Things I don't like about ruby: - two string types, symbol and string, with string being the mutable by default one.

This means given a random thing back from an api, you don't know whether to do thing[:id], thing["id"], or thing.id

This has been acknowledged as a pain point by Matz, which is why in ruby 3 strings will be immutable by default.

- Simultaneously too many names for things and not enough.

Is it .length or .size or .capacity (probably not capacity)? is_a?, kind_of?, or instance_of?? Why can I do .select or .keep_if but not .filter?

- Too many function types.

Do you want a method, a block, a proc, or a lambda? There are subtle differences between each, so choose wisely. I'll note that python suffers from this too (method, function, lambda, comprehension).

- Too much emphasis on magic

Novice rubyists get frequently bitten by all the advanced (and very hard to google) ruby concepts. How do you know what arr.map(&:id) is without already knowing that it's calling symbol.to_proc? How about $1 $? $! (if you know what all these do, you're a better rubyist than I am).

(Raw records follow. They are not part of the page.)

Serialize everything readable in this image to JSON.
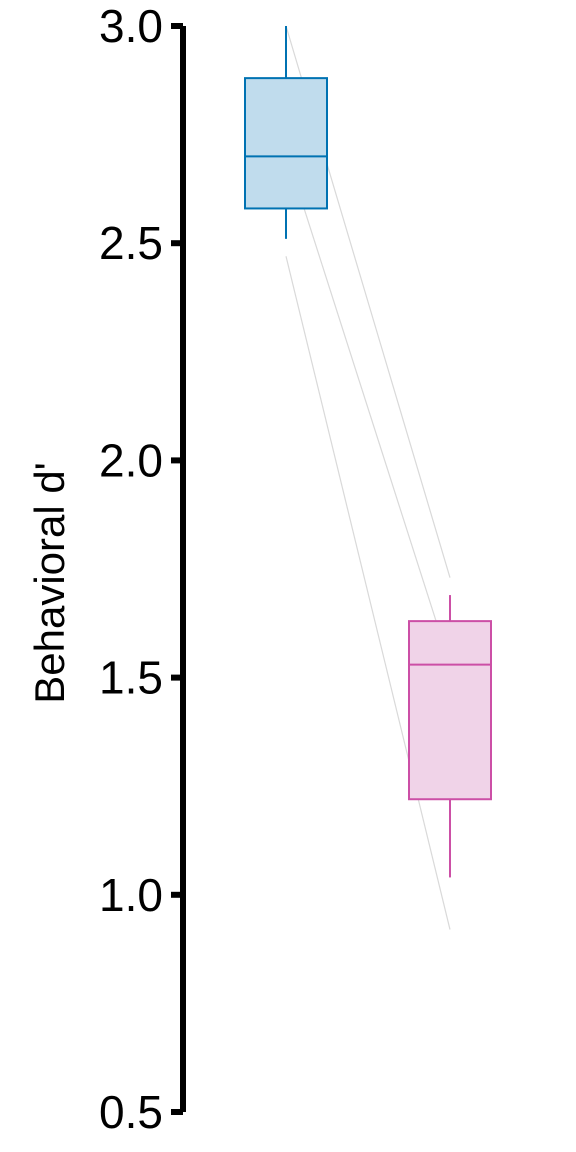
{
  "chart_data": {
    "type": "box",
    "ylabel": "Behavioral d'",
    "ylim": [
      0.5,
      3.0
    ],
    "y_ticks": [
      0.5,
      1.0,
      1.5,
      2.0,
      2.5,
      3.0
    ],
    "y_tick_labels": [
      "0.5",
      "1.0",
      "1.5",
      "2.0",
      "2.5",
      "3.0"
    ],
    "x_tick_labels": [],
    "grid": false,
    "legend": "none",
    "boxes": [
      {
        "x": 1,
        "whisker_low": 2.51,
        "q1": 2.58,
        "median": 2.7,
        "q3": 2.88,
        "whisker_high": 3.0,
        "stroke": "#0072B2",
        "fill": "#c0dced"
      },
      {
        "x": 2,
        "whisker_low": 1.04,
        "q1": 1.22,
        "median": 1.53,
        "q3": 1.63,
        "whisker_high": 1.69,
        "stroke": "#CC4FA6",
        "fill": "#f0d3e8"
      }
    ],
    "paired_lines": [
      {
        "y1": 3.0,
        "y2": 1.73
      },
      {
        "y1": 2.71,
        "y2": 1.53
      },
      {
        "y1": 2.47,
        "y2": 0.92
      }
    ],
    "paired_line_color": "#d9d9d9"
  }
}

Since the author of the referenced post criticizes django for being too magical, try rails. In addition to the names of files mattering a ton, there's the routes DSL, the migrations DSL (which is not well specified in the guides), and ActiveSupport, which you only realize you're using when it's gone.

- Horrible error messages

undefined method :[] for nil:NilClass (when you try to get something out of a hash and it's nil) cannot convert Symbol into Integer (this is on an array being returned where a hash is expected) Also, if you get a stack trace, it's completely inscrutable. Python's stack traces (at least ipython's) show you both the line number and the line in question (often with context).